Faculty Senate members unanimously voted to support offering in-state tuition for undocumented students at their monthly meeting Monday.
The senate voted in favor of offering in-state tuition for undocumented students and will forward materials related to its decision to the Arizona Board of Regents.
If the proposal is approved by the Board of Regents, tuition will be more affordable for students approved through President Barack Obama’s Deferred Action for Childhood Arrivals program, which shields certain individuals brought to the U.S. as children from deportation for two years.
The DACA program went into effect in August under an executive order by Obama, a temporary solution to debate over the DREAM Act, which would provide public benefits and deferred action to undocumented youths. Many of DACA’s provisions are similar to the DREAM Act.
Maricopa Community Colleges and Pima Community College have already approved offering in-state tuition to undocumented immigrants.
The senate also discussed House Bill 2169 with Katy Murray, president of the Associated Students of the University of Arizona.
The bill, proposed by Rep. John Kavanagh, would prohibit Arizona universities from collecting and distributing student fees to an organization not recognized by the university.
Murray told the senate the bill would “be harmful” to certain unrecognized organizations on campus that currently receive student funding. As of now, the bill has passed through the Appropriations Committee and will go on for debate in the House of Representatives. Murray said she plans on speaking on the bill at the floor level.
“We [ASUA] are going to try and stop the bill at the house floor,” Murray said. “This has been a big piece of legislation that we are trying to look out for.”
As part of the meeting’s informational items, David Allen, Tech Launch Arizona’s executive director, described efforts being made to expand the program’s reach. Some of that progress has already been under way, through the revitalization of the Office of Technology Transfer, which included appointing Doug Hockstad as director of the office in February.
Some of the goals Allen presented are to have Tech Parks hold a greater interaction with the university and to update the current intellectual property policy.
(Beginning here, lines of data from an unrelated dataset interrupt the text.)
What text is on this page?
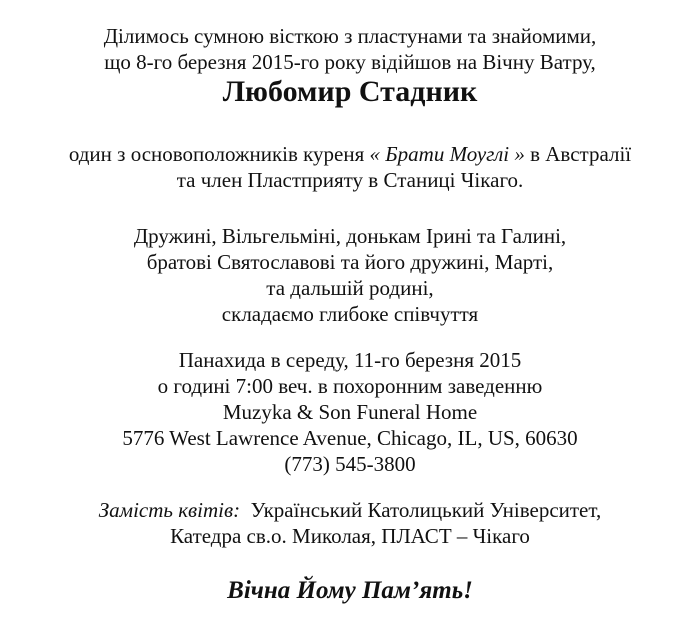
Ділимось сумною вісткою з пластунами та знайомими,
що 8-го березня 2015-го року відійшов на Вічну Ватру,
Любомир Стадник
один з основоположників куреня « Брати Моуглі » в Австралії
та член Пластприяту в Станиці Чікаго.
Дружині, Вільгельміні, донькам Ірині та Галині,
братові Святославові та його дружині, Марті,
та дальшій родині,
складаємо глибоке співчуття
Панахида в середу, 11-го березня 2015
о годині 7:00 веч. в похоронним заведенню
Muzyka & Son Funeral Home
5776 West Lawrence Avenue, Chicago, IL, US, 60630
(773) 545-3800
Замість квітів:  Український Католицький Університет,
Катедра св.о. Миколая, ПЛАСТ – Чікаго
Вічна Йому Пам’ять!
Allen said his previous experience with similar programs at Penn State and Ohio State serves as a guide for his plans at the UA.
“This is something I feel very comfortable with and really look forward to doing,” Allen said. “We have to bring it [policy] up to a contemporary standard.”
Following Allen’s presentation, Sen. George Gehrels, a geosciences professor, brought up the NCAA’s recent move on a “massive deregulation” in its involvement in athletics.
Last fall, the NCAA approached the Coalition on Intercollegiate
Athletics to compose recommendations regarding the organization’s regulations on academic integrity. COIA consists of some members of faculty senates from a range of universities with larger football programs.
Gehrels discussed the possibility of trying to broaden the faculty senate’s role on these issues and said many of these regulations will dive into university athletic budgets.
“The level playing field is very problematic for many schools,” Gehrels said. “There’s 25 schools that have positive budget athletic departments where they bring in more than they take from academics. Those schools want to spend a lot more on their athletic programs. The other 120-some schools are negative budget. The academic money flows into athletics and they don’t want to be required to spend up to meet the NCAA requirements.”